Изменить стиль страницы
* * *

В кабинете Ботова Пакевин докладывал:

— Только что я разговаривал по радио с бригадиром. Астахов пятый час в тундре один. Пурга…

— Почему один?

— Не доезжая поселка он сошел с нарт. Видите-ли ему захотелось одному…

— Мальчишка! Романтики ему захотелось, вот что! Кто вез его?

— Сын бригадира, парнишка.

Ботов подошел к самому окну. Мгла. От ударов ветра вздрагивал домик.

— Дальше?

— Из колхоза выехали на поиски. Ботов резко повернулся к Пакевину:

— Трудно при этой вьюге отыскать след.

— И все-таки…

Ботов не дал договорить замполиту:

— Вот, вот… Все-таки! Подготовьте вездеход, десять человек с лыжами. И чтобы мигом! Кто возглавит?

— Позвольте мне!

Ботов видел умные, устремленные на него глаза. «Найдет! Молодой, энергичный…»

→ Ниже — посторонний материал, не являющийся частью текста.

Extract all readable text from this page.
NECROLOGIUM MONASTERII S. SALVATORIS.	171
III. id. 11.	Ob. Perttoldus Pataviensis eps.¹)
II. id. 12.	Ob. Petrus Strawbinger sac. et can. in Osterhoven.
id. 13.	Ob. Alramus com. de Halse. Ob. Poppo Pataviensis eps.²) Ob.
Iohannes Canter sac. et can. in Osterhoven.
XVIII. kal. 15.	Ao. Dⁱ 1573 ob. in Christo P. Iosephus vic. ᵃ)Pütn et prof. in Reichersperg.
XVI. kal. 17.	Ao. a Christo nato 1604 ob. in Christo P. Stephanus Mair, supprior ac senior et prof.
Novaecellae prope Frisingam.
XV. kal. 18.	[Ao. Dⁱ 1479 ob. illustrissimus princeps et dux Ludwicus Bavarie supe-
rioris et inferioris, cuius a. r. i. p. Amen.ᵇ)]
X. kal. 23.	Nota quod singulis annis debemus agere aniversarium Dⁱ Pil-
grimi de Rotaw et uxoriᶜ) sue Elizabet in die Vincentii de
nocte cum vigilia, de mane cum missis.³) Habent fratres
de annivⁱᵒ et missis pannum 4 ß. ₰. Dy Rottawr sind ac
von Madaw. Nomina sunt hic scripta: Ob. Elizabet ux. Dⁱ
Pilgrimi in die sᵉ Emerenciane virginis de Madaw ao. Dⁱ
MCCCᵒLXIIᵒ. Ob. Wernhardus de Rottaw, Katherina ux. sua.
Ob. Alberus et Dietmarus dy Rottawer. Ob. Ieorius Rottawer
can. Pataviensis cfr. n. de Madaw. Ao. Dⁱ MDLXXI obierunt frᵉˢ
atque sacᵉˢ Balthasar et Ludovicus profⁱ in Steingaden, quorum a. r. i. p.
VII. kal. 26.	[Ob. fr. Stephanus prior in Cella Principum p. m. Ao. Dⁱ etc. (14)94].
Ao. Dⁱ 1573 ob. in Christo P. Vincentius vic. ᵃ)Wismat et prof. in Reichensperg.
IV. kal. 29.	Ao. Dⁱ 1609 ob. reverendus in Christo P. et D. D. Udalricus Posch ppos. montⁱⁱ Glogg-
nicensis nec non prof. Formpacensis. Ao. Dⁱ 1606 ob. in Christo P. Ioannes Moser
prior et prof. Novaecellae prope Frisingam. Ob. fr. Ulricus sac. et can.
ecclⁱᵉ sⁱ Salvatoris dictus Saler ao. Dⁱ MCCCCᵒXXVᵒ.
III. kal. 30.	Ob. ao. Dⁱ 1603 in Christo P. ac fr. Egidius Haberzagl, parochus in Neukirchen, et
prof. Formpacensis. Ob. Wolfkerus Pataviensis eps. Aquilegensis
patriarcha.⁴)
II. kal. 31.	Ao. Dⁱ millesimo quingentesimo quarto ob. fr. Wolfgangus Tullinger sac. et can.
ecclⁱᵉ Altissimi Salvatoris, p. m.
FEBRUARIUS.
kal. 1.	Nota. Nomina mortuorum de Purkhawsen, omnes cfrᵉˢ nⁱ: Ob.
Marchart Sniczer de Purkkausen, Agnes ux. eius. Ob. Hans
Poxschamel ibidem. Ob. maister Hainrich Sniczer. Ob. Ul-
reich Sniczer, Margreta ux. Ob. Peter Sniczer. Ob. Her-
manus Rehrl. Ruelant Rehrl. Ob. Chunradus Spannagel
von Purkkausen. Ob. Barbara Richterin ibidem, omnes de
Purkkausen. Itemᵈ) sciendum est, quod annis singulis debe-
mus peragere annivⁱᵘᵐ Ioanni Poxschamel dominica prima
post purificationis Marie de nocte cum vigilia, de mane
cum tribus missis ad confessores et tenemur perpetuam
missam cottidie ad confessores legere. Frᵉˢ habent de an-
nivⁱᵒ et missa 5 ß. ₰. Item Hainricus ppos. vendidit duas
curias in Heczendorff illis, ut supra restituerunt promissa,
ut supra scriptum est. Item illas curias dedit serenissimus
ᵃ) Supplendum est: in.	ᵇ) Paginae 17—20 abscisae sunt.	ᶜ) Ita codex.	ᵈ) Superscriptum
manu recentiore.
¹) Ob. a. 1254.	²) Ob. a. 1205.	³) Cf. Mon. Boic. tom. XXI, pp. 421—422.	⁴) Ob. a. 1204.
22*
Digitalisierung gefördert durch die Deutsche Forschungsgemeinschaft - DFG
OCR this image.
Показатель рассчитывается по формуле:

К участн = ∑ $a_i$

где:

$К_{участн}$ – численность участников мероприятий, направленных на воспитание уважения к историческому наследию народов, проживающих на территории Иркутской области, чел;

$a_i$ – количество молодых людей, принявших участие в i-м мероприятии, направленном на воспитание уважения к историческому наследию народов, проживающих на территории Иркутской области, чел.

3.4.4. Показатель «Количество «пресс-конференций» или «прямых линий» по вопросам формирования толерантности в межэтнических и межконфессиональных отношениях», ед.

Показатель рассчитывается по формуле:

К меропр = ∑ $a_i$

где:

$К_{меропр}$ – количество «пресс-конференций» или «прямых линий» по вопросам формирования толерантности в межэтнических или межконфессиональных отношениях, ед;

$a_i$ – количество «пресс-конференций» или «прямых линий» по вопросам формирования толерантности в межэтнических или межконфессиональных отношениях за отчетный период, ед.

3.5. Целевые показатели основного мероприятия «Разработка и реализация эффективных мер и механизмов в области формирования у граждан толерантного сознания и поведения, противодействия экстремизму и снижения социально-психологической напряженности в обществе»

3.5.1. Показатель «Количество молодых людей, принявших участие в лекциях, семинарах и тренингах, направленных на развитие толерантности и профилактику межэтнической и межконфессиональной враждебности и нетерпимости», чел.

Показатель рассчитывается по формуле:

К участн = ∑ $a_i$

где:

— Разрешаю! Проберитесь сначала в колхоз, а там с собаками. Понял?

— Так точно!

* * *

Пятьдесят движений левой ногой, столько же правой. Затем необходимо разгребать снег руками, иначе засыплет, не выберешься. Движения быстро утомляют. Начинает болеть голова. Ноющая боль возникает во лбу, в висках. Через несколько минут, когда лежишь неподвижно, боль всюду утихает, хочется спать. Тогда Астахов вылезает из-под снега, подставляет тело ветру. Бороться со сном все труднее. Пока длится пурга, надежды на спасение нет. Прикрытый снегом, он спал четыре часа. Так делают северяне, когда в тундре их настигает буря: ложатся олени и они между ними. Олени и снег — тепло. Сутки-двое… они терпеливы, привычны и, конечно, нет тревожных мыслей. Астахов без оленей, но он тепло одет. Пока сон не страшен. Температура воздуха примерно минус двадцать, не больше. А если будет минус сорок? Так бывает, когда стихает ветер и прекращается снег. Тогда надо ходить, двигаться и не спать, только не спать. Ждать. Уже много часов пурга.

Боль в голове утихла, но неожиданно появилась тошнота. Обильная слюна скапливалась во рту, в горле, мешала ровно дышать. Потом колющая боль в животе. Что это? Отсутствие тренировки, изнеженность или болезнь?

Почти сутки он здесь. Мороз становился жестоким. Астахов ходил медленно, стараясь дышать ровнее и неглубоко, чтобы не застудить легких. Вспомнились рассказы Джека Лондона. Что-то сближало сейчас Николая с героями любимого писателя. Лондон знал север, знал и людей его. В его рассказах мужественные люди борются с суровой природой за существование, за жизнь. Астахов сравнивал свое положение и север Лондона с тем севером, который знал и видел сам. Мало общего, но сейчас и он, Астахов, должен бороться за себя, и ему, пожалуй, труднее. Герои Лондона почти всегда разводили костры, натыкались на хижины или на охотников, но они не были здесь, в этой части Арктики, где нет растительности, где ветер достигает силы в пятьдесят метров в секунду…

Что делать? Выстрелить ракету? Но это ничего не даст, никто ее сейчас не увидит и не услышит. И все же он выстрелил из ружья, чтобы хоть чем-нибудь нарушить угнетающую тишину. Искушение, владевшее им, было слишком велико. Сухой щелчок мгновенно растаял. Далеко ли унесет его воздушная волна?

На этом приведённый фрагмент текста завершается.